Open mranzinger opened 8 months ago
Hi there,
Thanks for your interest in our work! I also noticed your RADIO before and I like it very much!
Currently, we don't have a dedicated script for visualization. The original feature maps of Figure 1 are cropped from our visualization logs, similar to this image: https://github.com/Jiawei-Yang/Denoising-ViT/raw/main/demo/demo_outputs/dinov2_base_cat.jpg
To visualize this you can refer to sample_scripts/stage1_denoising.sh
, but you have to modify the checkpoint loading part, which is at https://github.com/Jiawei-Yang/Denoising-ViT/blob/adeff838169152a6e55bd8e3d7f1f1befe006ff2/DenoisingViT/vit_wrapper.py#L104
Another reference for visualizing PCA maps is at: https://github.com/Jiawei-Yang/Denoising-ViT/blob/adeff838169152a6e55bd8e3d7f1f1befe006ff2/denoise_single_image.py#L105
The last reference will be the most useful one and it is independent of the majority of denoising code, allowing easy copy-paste use for your own codebase.
Best, Jiawei
Thank you Jiawei! I will try to give this a go this week.
I finally got around to implementing this based on your code. I ran it on the following models: DFN CLIP at 378px DINOv2 at 224, 378, 518px RADIOv1 at 378px RADIOv2 at 432, 512, 1024px
Results in subsequent messages.
Looks like GitHub isn't allowing me to upload more. All of the visualizations can be found here: https://drive.google.com/drive/folders/1xsmcT515n78LALV0mm1kA4hGT63zZM12?usp=sharing
I think the visualizations at 1024px are rather fascinating, as it appears as though RADIOv2 switches to "SAM mode" at that resolution, and pays close attention to contours, and object-parts are more clearly encoded.
Amazing visualizations! Thanks for providing these!
Re SAM --- Yes! Under the 1024px, I found the pattern to be exactly the SAM patterns. I visualized SAM at the very beginning of the project, using 518px resolution. Here is what I got at that time:
But we didn't include SAM in our final released codebase and paper because it's not a standard ViT and requires more hacks to the timm
package to make it compatible with other functionalities.

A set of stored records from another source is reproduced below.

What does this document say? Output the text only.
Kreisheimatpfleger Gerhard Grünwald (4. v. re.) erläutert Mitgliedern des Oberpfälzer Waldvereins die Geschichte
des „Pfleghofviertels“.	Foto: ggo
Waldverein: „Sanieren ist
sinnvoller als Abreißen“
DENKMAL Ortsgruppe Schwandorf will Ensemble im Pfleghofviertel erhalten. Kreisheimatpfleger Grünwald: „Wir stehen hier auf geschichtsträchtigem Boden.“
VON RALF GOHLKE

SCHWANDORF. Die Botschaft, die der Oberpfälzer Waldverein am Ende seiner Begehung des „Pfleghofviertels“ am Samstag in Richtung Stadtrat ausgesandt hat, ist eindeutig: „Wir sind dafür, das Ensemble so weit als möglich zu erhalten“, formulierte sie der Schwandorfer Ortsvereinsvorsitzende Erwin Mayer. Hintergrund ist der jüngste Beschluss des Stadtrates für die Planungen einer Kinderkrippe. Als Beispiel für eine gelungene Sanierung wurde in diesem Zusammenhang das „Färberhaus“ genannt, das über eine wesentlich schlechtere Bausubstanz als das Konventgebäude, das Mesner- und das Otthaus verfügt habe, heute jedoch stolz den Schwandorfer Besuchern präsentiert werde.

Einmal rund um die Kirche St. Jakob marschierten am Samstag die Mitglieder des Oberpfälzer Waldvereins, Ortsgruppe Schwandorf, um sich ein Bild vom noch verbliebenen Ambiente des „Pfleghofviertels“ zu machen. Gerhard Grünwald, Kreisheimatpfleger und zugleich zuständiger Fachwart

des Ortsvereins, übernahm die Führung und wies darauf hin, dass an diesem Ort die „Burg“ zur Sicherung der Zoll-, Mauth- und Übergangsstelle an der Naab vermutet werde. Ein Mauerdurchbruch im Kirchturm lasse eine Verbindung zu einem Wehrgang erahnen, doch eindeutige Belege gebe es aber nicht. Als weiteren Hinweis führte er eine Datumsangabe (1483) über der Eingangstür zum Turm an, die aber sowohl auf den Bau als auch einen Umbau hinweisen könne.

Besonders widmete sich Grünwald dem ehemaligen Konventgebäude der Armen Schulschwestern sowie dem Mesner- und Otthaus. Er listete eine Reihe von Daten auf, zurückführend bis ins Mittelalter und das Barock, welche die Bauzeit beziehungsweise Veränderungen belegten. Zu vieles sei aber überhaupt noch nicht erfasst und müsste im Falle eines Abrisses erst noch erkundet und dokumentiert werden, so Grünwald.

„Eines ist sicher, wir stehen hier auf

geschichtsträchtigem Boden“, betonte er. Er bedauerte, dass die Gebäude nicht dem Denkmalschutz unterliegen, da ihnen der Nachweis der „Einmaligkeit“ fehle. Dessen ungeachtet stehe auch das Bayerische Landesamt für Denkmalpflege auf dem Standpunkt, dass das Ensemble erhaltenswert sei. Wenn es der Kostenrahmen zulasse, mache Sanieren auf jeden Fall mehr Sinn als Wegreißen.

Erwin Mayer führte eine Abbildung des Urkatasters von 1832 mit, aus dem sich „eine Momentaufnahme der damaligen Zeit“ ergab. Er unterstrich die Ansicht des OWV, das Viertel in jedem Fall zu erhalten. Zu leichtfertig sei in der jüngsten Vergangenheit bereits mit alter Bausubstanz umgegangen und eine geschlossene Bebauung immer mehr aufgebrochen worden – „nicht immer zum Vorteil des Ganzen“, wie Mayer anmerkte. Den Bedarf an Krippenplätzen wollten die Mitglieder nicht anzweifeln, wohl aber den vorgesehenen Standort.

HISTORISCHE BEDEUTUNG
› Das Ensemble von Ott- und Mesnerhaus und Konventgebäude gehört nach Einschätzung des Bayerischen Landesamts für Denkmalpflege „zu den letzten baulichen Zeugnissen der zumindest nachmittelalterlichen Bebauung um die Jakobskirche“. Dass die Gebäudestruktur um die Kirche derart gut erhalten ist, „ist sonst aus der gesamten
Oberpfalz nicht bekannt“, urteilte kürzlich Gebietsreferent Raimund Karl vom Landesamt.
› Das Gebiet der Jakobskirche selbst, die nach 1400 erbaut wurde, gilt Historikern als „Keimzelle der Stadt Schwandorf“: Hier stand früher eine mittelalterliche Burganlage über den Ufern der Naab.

RADIOv1 seems to be very noisy and v2 is more cleaner. I will have a detailed look-through in a week. BTW, the PCA visualizations are over-blurred to me. I guess you first upsample the features then do PCA? I think doing PCA at low resolution and upsampling the color map will give you more crisp results.
BTW, the PCA visualizations are over-blurred to me. I guess you first upsample the features then do PCA? I think doing PCA at low resolution and upsampling the color map will give you more crisp results.
So I would take an image, interpolate it to the model resolution (e.g. 378, 432, etc.). From the model, we get $(H/p,W/p)$ spatial features, with $p$ being the patch size, and $H$, $W$ being the interpolated resolution. I then computed the PCA on the $(H/p,W/p)$ maps (e.g. I didn't upsample first). Finally, I upsample the PCA maps back to the input resolution for the model (e.g. upsample by factor $p$).
Is that the process your recommending, or is there a better algorithm?
Ah, then upsampling the color map using nearest interpolation becomes the key? Bilinear interpolation will result in a blurry?
Yep. I suppose so. I'll have to spend some more time with this.
Some more fun with these visualizations. Top-left is the original image, top-right is RADIO's backbone representation, bottom-left is RADIO's SAM head, and bottom-right is SAM.
I'm learning quite a bit through your work (thanks!). In particular, I think RADIOv2 has less noise than the other encoders, however, when looking at images with large regions of roughly uniform color (e.g. the gymnast), the position encoding noise becomes quite apparent. So next up is to get your denoiser working on RADIO to see how much further the output features can be refined.
Hello and thank you for your excellent work!
My group recently released AM-RADIO, and I'd really like to run the same set of experiments to see if distilling from multiple ViTs with different training regimes amplifies, suppresses, or changes the artifacts. So, the first step would be to generate your Figure 1 Original images, and then to explore training the denoiser on top of it.
Could you point me to where/how to run your visualization scripts? I poked around in a couple places and couldn't find the magic command.
Thanks!